Tomorrow, the Tour's stage 13 runs from Saint-Paul-Trois-Châteaux to Cap d'Agde. The race is deep in the south of France now. The stage skirts Montpelier, and runs straight to the Mediterranean coast. It should be eye candy.

On the racing front, this stage looks set for the sprinters. It is 217 kilometers, which could encourage the teams to let a break stay away. But there are not too many more opportunities for the sprinters left in this Tour, so Lotto might decide to take this one in hand.

There is one serious obstacle for the sprinters to consider. There is only one categorized climb on the menu, Mont Saint-Clare, and it comes inside the final 25 kilometers. It's a category 3 and lasts just 1.5 kilometers. Sounds simple enough, right? Well, there's a bit of a problemw with this Mont Saint-Clare. It's 1.5 kilometers at an average of 10%. That's just cruelty right there. The Tour organizers design a flat stage, then they stick a stupid steep climb right at the end.

The sprinters have around 25 kilometers to regroup and sort themselves out before the finish. So, the race could come back together. But that climb makes it possible for a rider to go out on the attack and just keep on going. Philippe Gilbert, Sylvain Chavanel, we haven't seen those dudes in a week or so.
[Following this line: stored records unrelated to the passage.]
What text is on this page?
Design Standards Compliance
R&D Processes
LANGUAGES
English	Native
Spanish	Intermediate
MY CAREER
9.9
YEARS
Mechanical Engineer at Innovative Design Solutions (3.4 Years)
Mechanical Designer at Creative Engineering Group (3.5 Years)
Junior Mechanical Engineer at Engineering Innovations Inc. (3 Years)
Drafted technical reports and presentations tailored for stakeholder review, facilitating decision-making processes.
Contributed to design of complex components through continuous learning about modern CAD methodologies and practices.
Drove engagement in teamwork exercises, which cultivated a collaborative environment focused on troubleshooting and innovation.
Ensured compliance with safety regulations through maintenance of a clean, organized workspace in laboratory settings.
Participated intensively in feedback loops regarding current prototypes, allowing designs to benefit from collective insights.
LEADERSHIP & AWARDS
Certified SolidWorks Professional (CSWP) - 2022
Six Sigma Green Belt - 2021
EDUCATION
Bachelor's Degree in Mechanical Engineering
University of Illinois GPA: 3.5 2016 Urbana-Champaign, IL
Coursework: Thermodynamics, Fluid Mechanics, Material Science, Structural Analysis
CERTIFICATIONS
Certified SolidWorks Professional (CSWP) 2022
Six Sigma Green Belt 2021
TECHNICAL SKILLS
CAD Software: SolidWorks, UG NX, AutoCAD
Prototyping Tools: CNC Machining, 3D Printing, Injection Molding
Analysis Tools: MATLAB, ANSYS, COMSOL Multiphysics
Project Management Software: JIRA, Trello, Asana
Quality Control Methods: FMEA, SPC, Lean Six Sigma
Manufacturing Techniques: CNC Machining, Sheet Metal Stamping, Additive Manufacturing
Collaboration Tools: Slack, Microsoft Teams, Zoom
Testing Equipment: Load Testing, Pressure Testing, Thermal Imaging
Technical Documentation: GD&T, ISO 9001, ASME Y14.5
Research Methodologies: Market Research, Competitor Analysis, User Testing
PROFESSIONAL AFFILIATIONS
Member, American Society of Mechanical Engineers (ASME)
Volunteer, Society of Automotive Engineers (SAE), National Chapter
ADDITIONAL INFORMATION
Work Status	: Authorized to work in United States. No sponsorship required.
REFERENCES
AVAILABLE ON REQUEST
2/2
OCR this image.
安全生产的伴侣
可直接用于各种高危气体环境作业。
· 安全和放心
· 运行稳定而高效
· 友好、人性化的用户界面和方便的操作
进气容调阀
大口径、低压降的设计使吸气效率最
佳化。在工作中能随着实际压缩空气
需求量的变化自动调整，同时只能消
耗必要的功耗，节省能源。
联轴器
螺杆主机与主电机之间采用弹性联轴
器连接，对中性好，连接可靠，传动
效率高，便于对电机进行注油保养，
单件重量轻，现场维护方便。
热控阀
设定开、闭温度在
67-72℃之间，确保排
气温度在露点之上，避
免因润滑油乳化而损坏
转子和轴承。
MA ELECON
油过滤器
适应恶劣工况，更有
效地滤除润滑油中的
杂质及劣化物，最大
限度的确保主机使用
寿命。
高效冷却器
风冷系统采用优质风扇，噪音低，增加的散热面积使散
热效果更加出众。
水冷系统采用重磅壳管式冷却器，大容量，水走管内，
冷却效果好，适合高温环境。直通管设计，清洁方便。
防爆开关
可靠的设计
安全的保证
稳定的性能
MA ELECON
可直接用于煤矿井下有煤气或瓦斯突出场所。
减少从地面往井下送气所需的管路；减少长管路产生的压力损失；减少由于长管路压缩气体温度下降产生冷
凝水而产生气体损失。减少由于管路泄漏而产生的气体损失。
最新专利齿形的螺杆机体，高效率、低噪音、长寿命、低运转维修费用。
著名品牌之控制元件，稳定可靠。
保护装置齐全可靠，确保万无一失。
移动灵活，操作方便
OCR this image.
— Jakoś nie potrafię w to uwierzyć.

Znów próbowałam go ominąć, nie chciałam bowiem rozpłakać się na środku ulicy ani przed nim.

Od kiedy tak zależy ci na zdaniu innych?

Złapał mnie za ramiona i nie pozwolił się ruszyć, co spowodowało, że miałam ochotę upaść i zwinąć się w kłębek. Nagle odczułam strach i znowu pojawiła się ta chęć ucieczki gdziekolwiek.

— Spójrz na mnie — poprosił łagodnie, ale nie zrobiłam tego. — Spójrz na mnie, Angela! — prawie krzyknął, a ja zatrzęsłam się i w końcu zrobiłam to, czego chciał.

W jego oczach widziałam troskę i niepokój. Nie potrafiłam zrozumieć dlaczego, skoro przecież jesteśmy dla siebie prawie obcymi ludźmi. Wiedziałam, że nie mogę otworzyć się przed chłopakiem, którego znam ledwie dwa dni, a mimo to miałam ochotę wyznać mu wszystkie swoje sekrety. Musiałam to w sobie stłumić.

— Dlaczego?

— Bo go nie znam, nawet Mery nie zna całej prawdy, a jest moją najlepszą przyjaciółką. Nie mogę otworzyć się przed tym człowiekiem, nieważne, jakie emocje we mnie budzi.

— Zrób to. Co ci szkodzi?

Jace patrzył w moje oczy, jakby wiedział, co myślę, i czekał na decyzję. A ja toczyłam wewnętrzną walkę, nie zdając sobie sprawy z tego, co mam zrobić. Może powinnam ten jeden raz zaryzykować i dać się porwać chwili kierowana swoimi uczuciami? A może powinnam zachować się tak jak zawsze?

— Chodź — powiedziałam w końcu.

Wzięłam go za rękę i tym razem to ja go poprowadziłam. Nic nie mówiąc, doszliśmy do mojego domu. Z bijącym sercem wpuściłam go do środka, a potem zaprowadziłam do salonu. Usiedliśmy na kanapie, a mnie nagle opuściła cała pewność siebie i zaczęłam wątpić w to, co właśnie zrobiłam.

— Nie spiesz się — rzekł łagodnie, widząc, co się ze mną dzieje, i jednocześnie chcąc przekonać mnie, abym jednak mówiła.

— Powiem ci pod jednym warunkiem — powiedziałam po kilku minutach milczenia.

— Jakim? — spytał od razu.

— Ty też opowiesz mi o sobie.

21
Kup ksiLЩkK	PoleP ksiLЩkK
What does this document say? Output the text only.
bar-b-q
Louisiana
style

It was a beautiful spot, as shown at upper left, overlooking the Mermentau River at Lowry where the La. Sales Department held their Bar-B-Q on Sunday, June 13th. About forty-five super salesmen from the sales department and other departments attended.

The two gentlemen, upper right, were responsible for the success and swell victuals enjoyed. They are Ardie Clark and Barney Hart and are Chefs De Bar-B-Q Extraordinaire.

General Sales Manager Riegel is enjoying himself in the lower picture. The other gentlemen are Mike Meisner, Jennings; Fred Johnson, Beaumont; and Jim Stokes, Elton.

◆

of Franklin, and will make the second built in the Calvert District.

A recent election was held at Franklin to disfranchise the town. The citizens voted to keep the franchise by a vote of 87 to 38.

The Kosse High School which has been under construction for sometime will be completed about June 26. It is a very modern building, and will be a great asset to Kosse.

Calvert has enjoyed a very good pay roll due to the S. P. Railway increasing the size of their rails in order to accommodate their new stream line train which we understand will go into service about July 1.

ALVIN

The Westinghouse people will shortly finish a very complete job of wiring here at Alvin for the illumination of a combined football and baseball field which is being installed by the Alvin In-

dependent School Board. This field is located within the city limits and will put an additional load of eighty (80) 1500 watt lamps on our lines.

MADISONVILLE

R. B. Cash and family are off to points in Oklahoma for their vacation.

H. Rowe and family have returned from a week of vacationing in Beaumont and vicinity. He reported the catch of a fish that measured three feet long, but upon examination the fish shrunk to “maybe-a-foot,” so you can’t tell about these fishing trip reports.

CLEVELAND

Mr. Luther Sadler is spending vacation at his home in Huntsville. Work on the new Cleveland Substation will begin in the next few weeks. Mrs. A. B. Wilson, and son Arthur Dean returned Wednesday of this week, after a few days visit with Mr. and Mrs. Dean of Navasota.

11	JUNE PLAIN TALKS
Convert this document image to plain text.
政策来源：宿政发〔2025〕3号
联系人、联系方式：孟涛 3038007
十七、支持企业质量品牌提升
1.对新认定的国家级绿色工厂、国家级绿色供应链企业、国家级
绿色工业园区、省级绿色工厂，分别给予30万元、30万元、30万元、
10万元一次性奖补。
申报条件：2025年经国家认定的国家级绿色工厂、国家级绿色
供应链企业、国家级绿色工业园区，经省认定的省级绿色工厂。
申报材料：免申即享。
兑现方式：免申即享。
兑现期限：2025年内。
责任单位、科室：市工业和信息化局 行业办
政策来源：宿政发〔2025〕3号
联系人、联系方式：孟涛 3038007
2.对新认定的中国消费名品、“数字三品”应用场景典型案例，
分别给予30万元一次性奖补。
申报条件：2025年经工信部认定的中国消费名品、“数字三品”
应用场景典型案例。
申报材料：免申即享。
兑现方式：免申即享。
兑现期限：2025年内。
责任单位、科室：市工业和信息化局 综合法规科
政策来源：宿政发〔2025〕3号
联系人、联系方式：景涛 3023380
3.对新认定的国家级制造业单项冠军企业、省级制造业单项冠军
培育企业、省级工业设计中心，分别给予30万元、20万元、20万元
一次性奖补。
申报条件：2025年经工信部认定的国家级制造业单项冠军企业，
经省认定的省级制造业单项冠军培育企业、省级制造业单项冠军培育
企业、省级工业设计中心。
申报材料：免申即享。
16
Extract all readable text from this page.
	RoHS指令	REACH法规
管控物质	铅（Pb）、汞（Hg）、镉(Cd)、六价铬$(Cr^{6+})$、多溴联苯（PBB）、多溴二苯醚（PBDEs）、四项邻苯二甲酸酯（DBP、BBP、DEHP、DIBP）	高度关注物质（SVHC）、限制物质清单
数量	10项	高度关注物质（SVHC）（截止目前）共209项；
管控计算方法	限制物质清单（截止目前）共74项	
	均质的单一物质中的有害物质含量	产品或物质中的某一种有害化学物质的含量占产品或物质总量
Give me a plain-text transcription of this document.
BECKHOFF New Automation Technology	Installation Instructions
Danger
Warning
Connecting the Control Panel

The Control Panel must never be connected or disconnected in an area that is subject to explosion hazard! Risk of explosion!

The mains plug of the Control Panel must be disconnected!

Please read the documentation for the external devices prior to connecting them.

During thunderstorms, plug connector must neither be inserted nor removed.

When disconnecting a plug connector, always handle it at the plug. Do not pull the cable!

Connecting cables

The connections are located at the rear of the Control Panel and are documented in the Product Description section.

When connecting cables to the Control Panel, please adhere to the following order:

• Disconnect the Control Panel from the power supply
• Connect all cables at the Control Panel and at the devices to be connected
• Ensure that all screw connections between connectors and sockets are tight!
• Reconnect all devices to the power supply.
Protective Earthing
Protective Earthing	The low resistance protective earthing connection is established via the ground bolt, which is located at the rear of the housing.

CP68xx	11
It's Bastille Day, the French national holiday that commemorate the storming of the (mostly empty) Bastille prison in 1789. A rather bloody revolution followed. Expect to see a lot of French names in the early breakaway tomorrow. And when the race hits the steep Mont Saint-Clare near the finish, a French rider or two will no doubt go bounding up the road. Panache demands it.